Un’affermazione che ha fatto sobbalzare le ONG. “Le conclusioni del rapporto sulla questione delle sanzioni non sono basate su argomenti solidi. È quello che le grandi banche desideravano sentire: politicamente, queste conclusioni sono in perfetta sintonia con i loro interessi”, scrive la Dichiarazione di Berna.

La risposta di Franz Blankart è più sfumata: “Nel 1992 ho incontrato due volte il futuro presidente Mandela, racconta l’ex segretario di Stato. Lui stesso mi ha confermato che il fatto che la Svizzera non abbia partecipato alle sanzioni non lo ha disturbato: aveva bisogno di un’economia che stesse in piedi e non di un’economia indebolita”.

1950: Il parlamento sudafricano vota quattro leggi che introducono una rigida segregazione razziale (apartheid). In questi anni Ciba (divenuta Novartis), Roche, BBC (divenuta ABB), UBS e altre grandi aziende svizzere aprono delle filiali in Sudafrica.

1956: Fondazione a Zurigo della South African Association, che svolge un ruolo di camera di commercio.

1960: Il 21 marzo, a Sharpeville, la polizia spara contro i manifestanti neri che protestano contro l’introduzione obbligatoria di un passaporto interno. 69 morti. Sciopero generale seguito da una brutale repressione, che sfocerà tra l’altro nella messa fuorilegge dell’ANC.

1963: L’ONU chiede l’embargo sulla vendita di armi al Sudafrica. La Svizzera introduce un divieto d’esportazione che verrà però facilmente aggirato.

1964: Nelson Mandela e altri dirigenti dell’ANC sono condannati alla reclusione a vita.

1965: Viene accreditato il primo consigliere militare sudafricano in Svizzera. A partire da questa data, i due paesi collaborano sul piano militare, dell’intelligence e del nucleare.

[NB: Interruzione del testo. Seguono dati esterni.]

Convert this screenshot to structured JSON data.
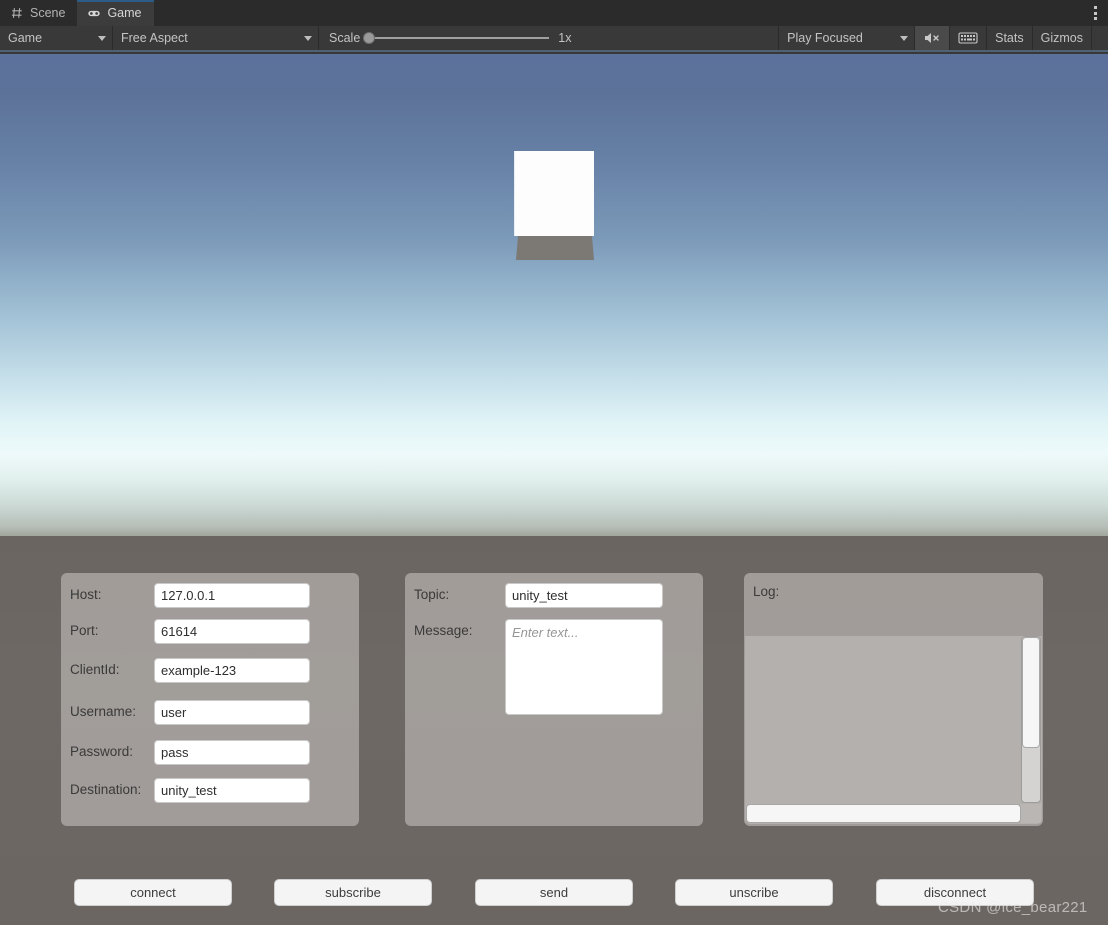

1968: La Svizzera condanna fermamente l’apartheid alla Conferenza dell’ONU sui diritti umani.
Lo stesso anno, le banche svizzere creano un pool per l’acquisto dell’oro e Berna chiede alla Banca centrale sudafricana di modificare le modalità di stesura delle statistiche per “oscurare” le transazioni con la Svizzera.
Fino alla fine degli anni 1980, la Svizzera avrebbe – secondo stime fornite dall’amministrazione federale – acquistato al Sudafrica oro per un importo di almeno 300 miliardi di franchi.

1973: L’Assemblea generale dell’ONU adotta una convenzione che definisce l’apartheid un “crimine contro l’umanità”.

1974: Berna limita a 250 milioni di franchi all’anno gli investimenti svizzeri in Sudafrica (300 milioni a partire dal 1980). Questi limiti sono però facilmente aggirabili, e vengono regolarmente aggirati.

1976: Il 16 giugno, i giovani di Soweto si ribellano contro l’introduzione dell’afrikaans nelle scuole. È questa la scintilla che dà il via agli scontri che faranno quasi 600 morti in tutto il paese e diverranno uno dei momenti più significativi della lotta contro l’apartheid.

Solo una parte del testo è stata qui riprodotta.